――例えるなら、深い海に沈んでいくようだった。
溺れて、戻れなくて。
暗闇に沈んでいく。
誰もそこにはいなくて、泣いても当然のように誰も気付かなくて。
なぁ、感情を殺し続けて。
人のいいなりになって。
道具として生き続けて。
手の中に何か残った?
何も。
何も残ってない。
ひとりぼっち。
このまま、消えてしまう。
深く沈んで、もう感情を殺す必要もないよ、だなんて声が聞こえてくる気がした。
そう言われて湧き上がってくるのは沈んでいくことへの恐怖心。
死への、恐怖。
もがいたって上には上がれない。
嫌だ、死にたくない。
まだ、生きていたい。
普通の生き方なんて知らないし、生きていけるかもわからない。
それでも、生きたい。
そう願ったとき、温かい手が引き上げてくれるような感覚があった。
音が、フェードインする。
ぴ、ぴ、と一定の感覚で流れている音。
外から聞こえてくる子どもたちが楽しそうに騒ぐ声。
誰かがつけっぱなしにしたらしいテレビから、よくわからない漫才と笑い声。
それらに違和感を覚えたと同時に、あぁ、戦争は終わったのかと確認する。
楽しそうな子どもの声も、テレビのバラエティーも戦争や抗争の間にはあまりない。
聞いたのなんて、いつぶりだろうか。
目を開いて、息苦しさにせき込んだ。
口にマスクのようなものがついていて、あぁ、これのせいかだなんて無理矢理外した。
視界には、白。
怖くなるほど清潔な白。
ここは、どこだ?
病院、か?
自分はベッドに寝かされていて、よくわからない管が繋がれている。
体は全身が痛いのかというとそうでもない。
足はよくわからないが、痛みを感じない。
起き上がろうとして、理解をする。
足は痛くないんじゃなくて、感覚がない。
動かせない。
自分のものじゃないみたいな感覚だった。
生きていたのか。
死ななかった、死ねなかった。
部屋には俺しかいない。
自分でもよく、わからないけれど。
ぼたぼたと、涙が零れた。
嬉しいのか悲しいのか苦しいのかわからない。
おそらく、生きていることへの、安心からのものだ。
あぁ、馬鹿だなぁ。
こんなん道具じゃない。
人間でもないなら、俺は何なの。
もしかしたら救うだけが人間じゃないんだろうか。
こうやって、感情的になれたらもう人間でいいんだろうか。
よくわからん。
息苦しさに口を動かす。
息の吸い方すら忘れたように、はくはくと惨めに口を動かした。
ドアの開く音がして目を向けると、ナース服を着た女が驚いた顔でこっちを見ていた。
看護師か。
「今先生を呼んできます」だなんて言って部屋を出て行って、10数分もすれば白衣を着た白髪のおじいさんがやってくる。
「あなたの名前は?」
「……刹那、小野寺刹那」
「歳は?」
「にじゅー、ろく」
何かの確認なのか、単純な質問をいくつかぶつけられた。
意識は大丈夫のようですね、と笑いかけてくる。
あぁ、意識の確認だったのか。
優しい笑みを浮かべるその人から悪意は感じられない。
医者はテレビを見るかどうをを俺に問いかけ、それに答えるように首を横に振るとテレビを消した。

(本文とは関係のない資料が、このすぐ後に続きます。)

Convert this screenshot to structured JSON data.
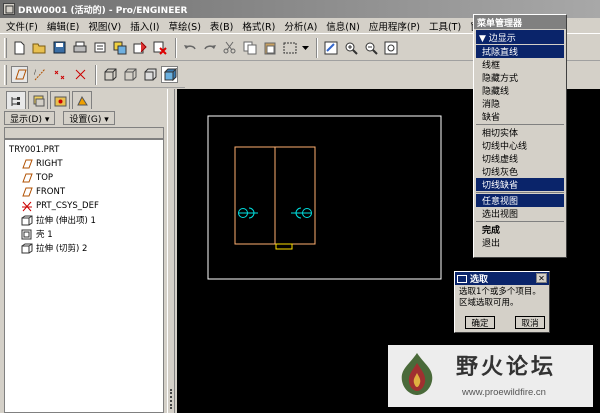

テレビが消え、誰もいなくなった病室は嫌になるほど静かだった。
ここには、
馬鹿みたいに騒ぐ馬鹿も
控えめに笑う少女も
いない。
あの2人はどうしているのだろうか。
どこにいるのだろうか。
無事、なのだろうか。
もぞり、と身動ぎをして横にあるテーブルの上に手をついた。
途中、体がついていかなくてバランスを崩した。
テーブルの上には、ピンク色の花。
不思議なくらい、生き生きとした花。
ただでさえ、戦争が終わって道具の必要がない世界で。
体の自由を失って、必要とされないはずの自分が。
この花を見たら、なんだか、誰かに必要とされている気がした。
気がするだけか。
花に触れようとして、またバランスを崩して。
花瓶ごとひっくり返し、それは無惨に床に崩れた。